Nov 5, 2013

Social Security Paid Dead People!

     Social Security paid out 0.006% of benefits to dead people. Does that sound like a big deal?


Anonymous said...

And it usually involves fraud by a living family member - go figure.

Anonymous said...

not really, as mentioned above, there is fraud.

But there is also some siginficant lag associated with SSA finding out that someone is dead. Can you imagine the opposite, SSA stopping payment before someone was dead, then you would be up in arms about the inequity. SSA is conservative about stopping payments.

Does this cost some money...of course, but it helps ensure people aren't cut off too early.
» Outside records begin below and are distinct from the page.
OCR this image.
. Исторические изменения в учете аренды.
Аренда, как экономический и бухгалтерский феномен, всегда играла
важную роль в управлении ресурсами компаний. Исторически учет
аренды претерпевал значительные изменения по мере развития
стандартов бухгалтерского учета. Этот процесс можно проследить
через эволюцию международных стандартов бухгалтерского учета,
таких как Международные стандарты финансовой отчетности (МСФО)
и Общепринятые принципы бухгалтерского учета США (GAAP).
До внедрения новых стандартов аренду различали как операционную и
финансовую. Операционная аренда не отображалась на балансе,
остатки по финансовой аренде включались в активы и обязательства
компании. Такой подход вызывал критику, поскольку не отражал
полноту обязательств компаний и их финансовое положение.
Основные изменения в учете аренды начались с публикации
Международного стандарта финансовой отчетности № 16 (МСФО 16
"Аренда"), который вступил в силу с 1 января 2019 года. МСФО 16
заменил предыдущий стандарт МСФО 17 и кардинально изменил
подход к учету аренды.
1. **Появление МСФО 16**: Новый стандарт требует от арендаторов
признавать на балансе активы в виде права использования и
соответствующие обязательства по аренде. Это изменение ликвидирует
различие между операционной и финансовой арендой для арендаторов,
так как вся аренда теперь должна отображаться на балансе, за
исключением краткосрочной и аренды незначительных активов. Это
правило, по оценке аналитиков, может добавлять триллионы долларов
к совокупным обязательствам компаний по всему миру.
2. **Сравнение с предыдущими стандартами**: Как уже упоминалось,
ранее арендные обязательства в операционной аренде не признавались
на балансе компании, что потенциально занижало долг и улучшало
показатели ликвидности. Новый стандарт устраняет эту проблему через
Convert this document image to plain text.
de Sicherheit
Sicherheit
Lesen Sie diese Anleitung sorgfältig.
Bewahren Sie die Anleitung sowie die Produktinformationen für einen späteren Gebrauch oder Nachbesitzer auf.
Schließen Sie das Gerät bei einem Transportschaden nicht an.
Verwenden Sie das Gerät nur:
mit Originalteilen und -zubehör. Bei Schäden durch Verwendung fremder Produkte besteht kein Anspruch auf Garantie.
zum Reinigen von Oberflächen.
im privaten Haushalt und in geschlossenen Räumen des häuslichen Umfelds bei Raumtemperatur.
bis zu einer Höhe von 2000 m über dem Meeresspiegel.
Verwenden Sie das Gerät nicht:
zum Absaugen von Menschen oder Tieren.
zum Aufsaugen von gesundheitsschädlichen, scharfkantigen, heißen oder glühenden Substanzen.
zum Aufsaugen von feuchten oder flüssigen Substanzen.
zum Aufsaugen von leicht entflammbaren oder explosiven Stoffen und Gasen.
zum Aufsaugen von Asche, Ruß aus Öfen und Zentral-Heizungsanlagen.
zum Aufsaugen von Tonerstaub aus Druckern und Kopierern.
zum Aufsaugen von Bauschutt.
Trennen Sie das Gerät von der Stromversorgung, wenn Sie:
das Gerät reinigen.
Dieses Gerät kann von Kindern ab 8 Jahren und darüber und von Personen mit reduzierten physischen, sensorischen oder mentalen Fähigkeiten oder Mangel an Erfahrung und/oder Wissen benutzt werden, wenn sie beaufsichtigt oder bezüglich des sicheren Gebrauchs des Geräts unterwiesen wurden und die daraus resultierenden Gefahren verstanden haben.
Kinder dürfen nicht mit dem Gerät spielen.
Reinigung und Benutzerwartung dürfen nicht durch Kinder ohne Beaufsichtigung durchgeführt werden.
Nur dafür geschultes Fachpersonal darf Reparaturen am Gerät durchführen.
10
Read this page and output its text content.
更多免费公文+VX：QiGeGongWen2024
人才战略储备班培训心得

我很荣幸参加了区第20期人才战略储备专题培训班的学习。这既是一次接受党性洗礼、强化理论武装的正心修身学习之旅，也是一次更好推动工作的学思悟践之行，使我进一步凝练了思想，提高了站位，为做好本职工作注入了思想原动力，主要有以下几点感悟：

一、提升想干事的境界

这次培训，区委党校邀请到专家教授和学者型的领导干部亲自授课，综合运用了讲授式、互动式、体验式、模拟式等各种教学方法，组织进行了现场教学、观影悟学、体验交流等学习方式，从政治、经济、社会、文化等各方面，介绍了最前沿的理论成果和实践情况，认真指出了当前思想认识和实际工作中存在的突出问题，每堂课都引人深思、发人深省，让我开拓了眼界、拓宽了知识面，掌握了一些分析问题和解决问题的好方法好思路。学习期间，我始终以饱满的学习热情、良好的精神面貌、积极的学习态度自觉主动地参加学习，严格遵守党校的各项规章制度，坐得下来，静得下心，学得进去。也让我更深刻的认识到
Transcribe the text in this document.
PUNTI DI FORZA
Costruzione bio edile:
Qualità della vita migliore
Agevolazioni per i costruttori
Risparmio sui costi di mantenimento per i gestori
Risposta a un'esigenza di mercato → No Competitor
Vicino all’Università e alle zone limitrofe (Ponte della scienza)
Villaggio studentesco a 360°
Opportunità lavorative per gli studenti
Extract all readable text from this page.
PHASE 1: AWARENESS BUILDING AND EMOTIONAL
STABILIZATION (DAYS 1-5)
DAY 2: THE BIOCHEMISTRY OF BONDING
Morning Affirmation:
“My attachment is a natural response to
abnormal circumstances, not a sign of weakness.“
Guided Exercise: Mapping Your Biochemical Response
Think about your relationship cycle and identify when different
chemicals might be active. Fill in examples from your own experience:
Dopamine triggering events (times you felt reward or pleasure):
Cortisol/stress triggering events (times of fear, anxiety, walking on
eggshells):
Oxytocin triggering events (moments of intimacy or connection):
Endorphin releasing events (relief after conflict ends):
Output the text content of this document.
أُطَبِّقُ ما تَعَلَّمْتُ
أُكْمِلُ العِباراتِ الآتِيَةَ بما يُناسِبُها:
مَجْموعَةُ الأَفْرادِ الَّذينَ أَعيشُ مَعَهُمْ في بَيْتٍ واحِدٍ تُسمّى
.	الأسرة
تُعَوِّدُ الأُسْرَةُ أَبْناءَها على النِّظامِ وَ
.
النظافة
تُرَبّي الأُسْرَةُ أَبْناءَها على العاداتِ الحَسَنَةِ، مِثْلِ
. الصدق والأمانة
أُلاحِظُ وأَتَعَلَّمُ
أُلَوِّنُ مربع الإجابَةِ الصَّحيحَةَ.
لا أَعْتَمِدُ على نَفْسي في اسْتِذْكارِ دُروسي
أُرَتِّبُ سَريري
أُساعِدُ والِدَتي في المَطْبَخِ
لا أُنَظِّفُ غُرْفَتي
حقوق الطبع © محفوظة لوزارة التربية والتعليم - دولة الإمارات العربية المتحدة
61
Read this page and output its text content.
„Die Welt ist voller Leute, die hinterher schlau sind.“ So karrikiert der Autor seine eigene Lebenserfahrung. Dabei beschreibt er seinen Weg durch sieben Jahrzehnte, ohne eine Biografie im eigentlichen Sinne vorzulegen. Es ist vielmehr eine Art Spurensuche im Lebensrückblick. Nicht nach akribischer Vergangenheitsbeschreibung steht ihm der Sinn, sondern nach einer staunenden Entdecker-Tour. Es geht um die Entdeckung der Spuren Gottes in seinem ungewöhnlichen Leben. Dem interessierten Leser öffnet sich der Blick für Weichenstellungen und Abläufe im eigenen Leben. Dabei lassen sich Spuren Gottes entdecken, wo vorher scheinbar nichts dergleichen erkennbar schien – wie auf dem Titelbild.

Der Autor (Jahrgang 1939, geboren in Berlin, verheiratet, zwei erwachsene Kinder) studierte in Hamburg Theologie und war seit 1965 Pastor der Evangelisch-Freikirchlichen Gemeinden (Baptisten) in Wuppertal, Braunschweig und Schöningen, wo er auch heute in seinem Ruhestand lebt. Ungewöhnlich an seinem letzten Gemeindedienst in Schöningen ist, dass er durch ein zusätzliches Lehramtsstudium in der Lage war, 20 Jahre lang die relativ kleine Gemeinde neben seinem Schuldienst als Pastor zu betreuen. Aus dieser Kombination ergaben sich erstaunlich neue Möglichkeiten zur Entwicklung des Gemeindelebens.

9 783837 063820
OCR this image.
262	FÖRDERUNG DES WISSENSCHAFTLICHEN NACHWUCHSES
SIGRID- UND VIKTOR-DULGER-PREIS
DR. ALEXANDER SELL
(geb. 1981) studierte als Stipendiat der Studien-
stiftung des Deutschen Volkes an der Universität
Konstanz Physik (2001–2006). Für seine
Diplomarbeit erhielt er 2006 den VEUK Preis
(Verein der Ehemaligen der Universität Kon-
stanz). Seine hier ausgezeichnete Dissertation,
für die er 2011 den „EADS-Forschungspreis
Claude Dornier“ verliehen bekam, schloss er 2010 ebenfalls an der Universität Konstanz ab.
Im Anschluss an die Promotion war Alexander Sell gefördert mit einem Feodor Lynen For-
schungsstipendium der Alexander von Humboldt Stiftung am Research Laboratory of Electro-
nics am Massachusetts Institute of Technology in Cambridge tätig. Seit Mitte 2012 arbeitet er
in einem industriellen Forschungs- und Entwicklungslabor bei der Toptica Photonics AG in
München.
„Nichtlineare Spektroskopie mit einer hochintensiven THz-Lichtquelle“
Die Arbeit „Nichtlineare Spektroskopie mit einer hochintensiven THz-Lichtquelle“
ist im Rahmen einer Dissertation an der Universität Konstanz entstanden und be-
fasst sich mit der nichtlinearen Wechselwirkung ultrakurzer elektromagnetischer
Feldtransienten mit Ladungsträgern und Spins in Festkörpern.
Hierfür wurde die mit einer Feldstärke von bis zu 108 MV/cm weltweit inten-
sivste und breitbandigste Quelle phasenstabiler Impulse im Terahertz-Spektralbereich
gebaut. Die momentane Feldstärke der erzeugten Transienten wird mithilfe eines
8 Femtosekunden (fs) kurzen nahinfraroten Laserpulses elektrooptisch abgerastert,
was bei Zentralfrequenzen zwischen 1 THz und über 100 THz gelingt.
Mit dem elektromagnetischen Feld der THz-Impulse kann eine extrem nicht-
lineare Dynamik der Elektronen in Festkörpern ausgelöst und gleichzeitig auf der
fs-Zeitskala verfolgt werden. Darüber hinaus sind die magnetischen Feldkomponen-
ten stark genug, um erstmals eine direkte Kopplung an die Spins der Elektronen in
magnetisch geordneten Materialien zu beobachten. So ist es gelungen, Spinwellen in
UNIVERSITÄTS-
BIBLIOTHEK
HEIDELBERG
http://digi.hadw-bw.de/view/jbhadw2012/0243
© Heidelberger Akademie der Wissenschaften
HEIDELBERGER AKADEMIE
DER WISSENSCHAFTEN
Until people are OK with universal access to medical/death records, this will continue.

Anonymous said...

The dead people aren't the problem. The live ones that commit fraud cashing the check are the problem. Arrest and prosecute to the fullest.

Anonymous said...

Dead people cannot cash a check. Dead people cannot withdraw money from an account. Dead people cannot close out a financial account. Payments are made after death, but collection of any incorrect payments must be done immediately from any estate or account held by the deceased or from that person who had access or used such funds.

Anonymous said...

There's basically no way to eliminate some of this. Social Security benefits are paid one month behind... i.e. you receive your benefit for January in February. Payments for those in the first payment cycle (3rd of the month) must be certified to Treasury before the end of the month in order to be direct deposited on time. Some people will die on the days between the time when the payments are certified to the Treasury and the end of the month. These people will be incorrectly paid. In most cases, the money will quickly be recovered when the Treasury withdraws it from their bank accounts upon learning that they are dead.

And that's assuming that the death is immediately reported to Social Security. Someone might die towards the end of the month and--not unreasonably--the family might take a couple of days to report it (or they might die alone and no one might even know they're dead for several days.)

This is something that will never be able to be eliminated entirely.